Burada dikkat çekici olan husus Komisyon’un Öcalan ile görüşmesi değildir. Eğer Komisyon isteseydi SEGBİS sistemi üzerinden, Ankara’da bulunan herhangi bir cezaevinde, video konferans yoluyla Öcalan ile görüşebilirdi. Böylelikle ne TBMM’yi temsilen Öcalan’a gidilirdi ne de Öcalan Meclis’e gelsin denebilirdi. Görüşme, Meclis dışında ama tarafların kendi bulundukları yerden ayrılmamasıyla mümkün olur, böylelikle siyasal sorumluluk bu derece artmazdı. Fakat Devlet Bahçeli bu çağrısıyla bir taşla iki kuş vurmayı hedefledi. Birincisi, Cumhurbaşkanlığı seçimlerinin iktidar bloku tarafından tekrar kazanılabilmesini sağlayacak yeni bir hizalanmanın bu olay üzerinden pekiştirilmesi, ikinci olarak ise Öcalan’ın yeni bir statü üzerinden “makbul yurttaş” olarak yeniden kimliklendirilmesidir.

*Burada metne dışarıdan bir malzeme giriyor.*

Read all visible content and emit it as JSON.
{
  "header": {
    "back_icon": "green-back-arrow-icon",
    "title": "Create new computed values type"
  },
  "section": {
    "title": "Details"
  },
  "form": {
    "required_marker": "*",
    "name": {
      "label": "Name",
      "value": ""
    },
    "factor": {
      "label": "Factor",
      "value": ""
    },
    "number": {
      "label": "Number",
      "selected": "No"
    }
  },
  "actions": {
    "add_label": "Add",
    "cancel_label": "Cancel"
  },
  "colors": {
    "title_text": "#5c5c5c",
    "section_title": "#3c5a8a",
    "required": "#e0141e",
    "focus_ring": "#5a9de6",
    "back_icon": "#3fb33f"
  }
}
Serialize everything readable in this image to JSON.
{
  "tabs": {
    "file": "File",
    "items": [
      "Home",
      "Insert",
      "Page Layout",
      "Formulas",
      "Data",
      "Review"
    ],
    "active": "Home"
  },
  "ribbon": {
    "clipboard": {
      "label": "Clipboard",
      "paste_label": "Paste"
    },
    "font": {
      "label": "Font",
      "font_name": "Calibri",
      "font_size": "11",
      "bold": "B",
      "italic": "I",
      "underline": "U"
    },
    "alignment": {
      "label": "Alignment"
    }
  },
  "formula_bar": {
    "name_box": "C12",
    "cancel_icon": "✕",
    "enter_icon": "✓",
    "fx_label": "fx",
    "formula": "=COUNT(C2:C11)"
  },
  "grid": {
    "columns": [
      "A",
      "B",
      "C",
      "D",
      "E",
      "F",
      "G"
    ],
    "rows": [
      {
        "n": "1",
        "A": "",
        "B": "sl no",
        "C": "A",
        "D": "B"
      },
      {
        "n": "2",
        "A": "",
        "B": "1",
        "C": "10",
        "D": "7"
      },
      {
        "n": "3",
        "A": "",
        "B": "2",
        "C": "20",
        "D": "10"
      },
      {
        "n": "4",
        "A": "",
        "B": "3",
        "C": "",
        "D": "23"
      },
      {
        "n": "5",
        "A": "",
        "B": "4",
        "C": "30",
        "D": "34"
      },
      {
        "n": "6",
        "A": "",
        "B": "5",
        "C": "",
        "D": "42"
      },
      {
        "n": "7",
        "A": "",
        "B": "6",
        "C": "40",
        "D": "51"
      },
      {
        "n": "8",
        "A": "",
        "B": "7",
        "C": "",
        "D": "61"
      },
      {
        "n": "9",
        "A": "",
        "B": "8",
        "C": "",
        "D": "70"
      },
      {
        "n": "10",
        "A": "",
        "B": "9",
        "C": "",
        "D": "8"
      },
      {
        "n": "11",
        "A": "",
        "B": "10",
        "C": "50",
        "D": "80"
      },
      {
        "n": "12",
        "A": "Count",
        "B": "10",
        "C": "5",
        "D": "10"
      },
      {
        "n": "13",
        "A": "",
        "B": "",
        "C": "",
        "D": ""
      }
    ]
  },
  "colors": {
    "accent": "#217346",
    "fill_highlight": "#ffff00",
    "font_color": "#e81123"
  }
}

Mecliste ziyarete ilişkin yapılan oylama, Cumhur İttifakı’nın yanına DEM Parti’nin de eklemlenmesini garantilemiştir. Netameli yürüyen CHP-DEM Parti ilişkisinin artık koptuğu söylenebilir. Nitekim CHP’nin kararı, bu meselenin çözümüne ilişkin bir tavırdan ziyade, DEM Parti’nin yeni ittifak konumlanmasının artık değiştirilemeyecek biçimde pekişmesi ve Öcalan ile bütün konularda anlaşmaya varıldığının bilincinde olunmasıyla ilgilidir. CHP olumlu oy kullansaydı bile Öcalan ile varılan uzlaşı sonrasında DEM Parti’nin yeni siyasal konumunu değiştiremeyeceğini gördü. Bu durumda, olumlu oy vermenin kendi seçmen tabanında yaratacağı tepkiyi üstlenmesi için bir gereklilik duymadı. Ayrıca, dağınık görünen milliyetçi seçmenin oy verebileceği bir parti olma vasfını sürdürmek istedi. Şimdilik DEM Parti ile hareket eden küçük sol partilerin, Erdoğan karşıtlıkları üzerinden İktidar Bloku ve Dem Parti ittifakı içinde daha fazla kalamayıp, CHP’nin yanında konumlanmak zorunda kalacaklarını da düşünmüş olmalılar.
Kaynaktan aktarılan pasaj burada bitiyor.